Ad oggi sono stati effettuati 40 turni di mattina, 27 di pomeriggio e 20 di notte e sono stati elevati 704 verbali per il Codice della strada, in particolare per il divieto di sosta ma non solo. Per quanto riguarda la lotta al degrado e il corretto conferimento dei rifiuti nella zona del Macrolotto Zero, invece, fino ad oggi l’attività è stata prevalentemente di prevenzione con sopralluoghi e incontri con la cittadinanza e le associazioni cinesi. Da ora in poi partiranno le sanzioni.

“Gli ottanta vigili il cui costo la Regione rimborserà ai Comuni – sottolinea l’assessore alla presidenza e alla sicurezza della Toscana, Vittorio Bugli – sono sicuramente un miglioramento concreto”. La rivoluzione del modello di ‘polizia di prossimità’ sta nella vicinanza ai cittadini. “Si ribalta di fatto il paradigma – spiega ancora l’assessore -: in un certo senso non è più solo il cittadino che deve recarsi in Comune per denunciare, per lamentarsi, per chiedere o sollecitare un intervento, ma è il Comune, avendo per tramite l’agente, che si muove sul territorio, parla con i cittadini, comprende le loro problematiche ed interviene per risolverle addirittura prima che una necessità emerga. Per questo è importante che l’azione sia concentrata su una parte ben delimitata della città e che gli agenti che svolgano questa funzione siano nel tempo gli stessi”. «È un’attività che abbiamo iniziato con la Polizia municipale per il rispetto delle regole della strada, con una presenza e interventi capillari – ha dichiarato il sindaco Matteo Biffoni – Adesso continuiamo un lavoro già iniziato da tempo, rinforziamo la fase informativa ma non solo. Qualche miglioramento lo si comincia a vedere ma siamo lontani da risultati soddisfacenti. Non possiamo permettere in alcun modo che sul rispetto delle regole ci siano deroghe. Questa situazione va affrontata con ogni strumento, informativo e sanzionatorio».

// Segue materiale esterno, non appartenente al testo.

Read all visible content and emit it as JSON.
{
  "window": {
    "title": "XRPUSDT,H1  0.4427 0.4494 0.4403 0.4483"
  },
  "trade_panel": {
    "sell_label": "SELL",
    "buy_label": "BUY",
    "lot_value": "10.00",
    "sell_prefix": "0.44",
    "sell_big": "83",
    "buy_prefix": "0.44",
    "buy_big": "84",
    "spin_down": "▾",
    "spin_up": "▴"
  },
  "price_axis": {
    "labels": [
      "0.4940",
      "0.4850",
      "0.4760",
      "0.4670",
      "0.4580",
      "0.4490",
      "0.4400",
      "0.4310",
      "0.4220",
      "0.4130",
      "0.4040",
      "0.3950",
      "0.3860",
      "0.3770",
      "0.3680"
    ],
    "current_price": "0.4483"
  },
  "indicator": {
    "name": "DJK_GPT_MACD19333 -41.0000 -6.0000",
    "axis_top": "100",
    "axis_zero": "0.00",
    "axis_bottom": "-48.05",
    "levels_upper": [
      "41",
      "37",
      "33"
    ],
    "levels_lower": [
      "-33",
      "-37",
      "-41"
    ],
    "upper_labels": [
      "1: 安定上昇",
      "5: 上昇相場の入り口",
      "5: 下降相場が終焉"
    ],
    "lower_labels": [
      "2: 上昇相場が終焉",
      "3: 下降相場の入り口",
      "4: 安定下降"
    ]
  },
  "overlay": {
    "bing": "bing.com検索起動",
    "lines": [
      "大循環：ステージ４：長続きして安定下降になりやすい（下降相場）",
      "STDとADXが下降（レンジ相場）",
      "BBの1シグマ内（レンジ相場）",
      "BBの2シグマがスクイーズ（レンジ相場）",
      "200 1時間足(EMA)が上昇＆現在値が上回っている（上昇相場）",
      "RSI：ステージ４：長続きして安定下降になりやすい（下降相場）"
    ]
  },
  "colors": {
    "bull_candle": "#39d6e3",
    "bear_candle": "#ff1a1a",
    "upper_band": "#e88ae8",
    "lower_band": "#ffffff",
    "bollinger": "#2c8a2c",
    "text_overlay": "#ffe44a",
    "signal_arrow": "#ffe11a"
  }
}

Infine un’altra novità: in primavera nel nuovo centro polivalente che sta sorgendo tra via Filzi e via Mameli e che ospiterà la Medialibrary del Piano di Innovazione Urbana, finanziato dalla Regione Toscana, verrà realizzato anche il punto di prossimità previsto dal progetto “Space” (http://comunicati.comune.prato.it/generali/?action=dettaglio&comunicato=14201900001009), per il quale il Comune ha vinto un bando del Ministero dell’Interno ottenendo un finanziamento di 200mila euro, una sorta di sportello informativo e di presidio dove sarà attivo anche un maxischermo con normative, scadenze e molto altro.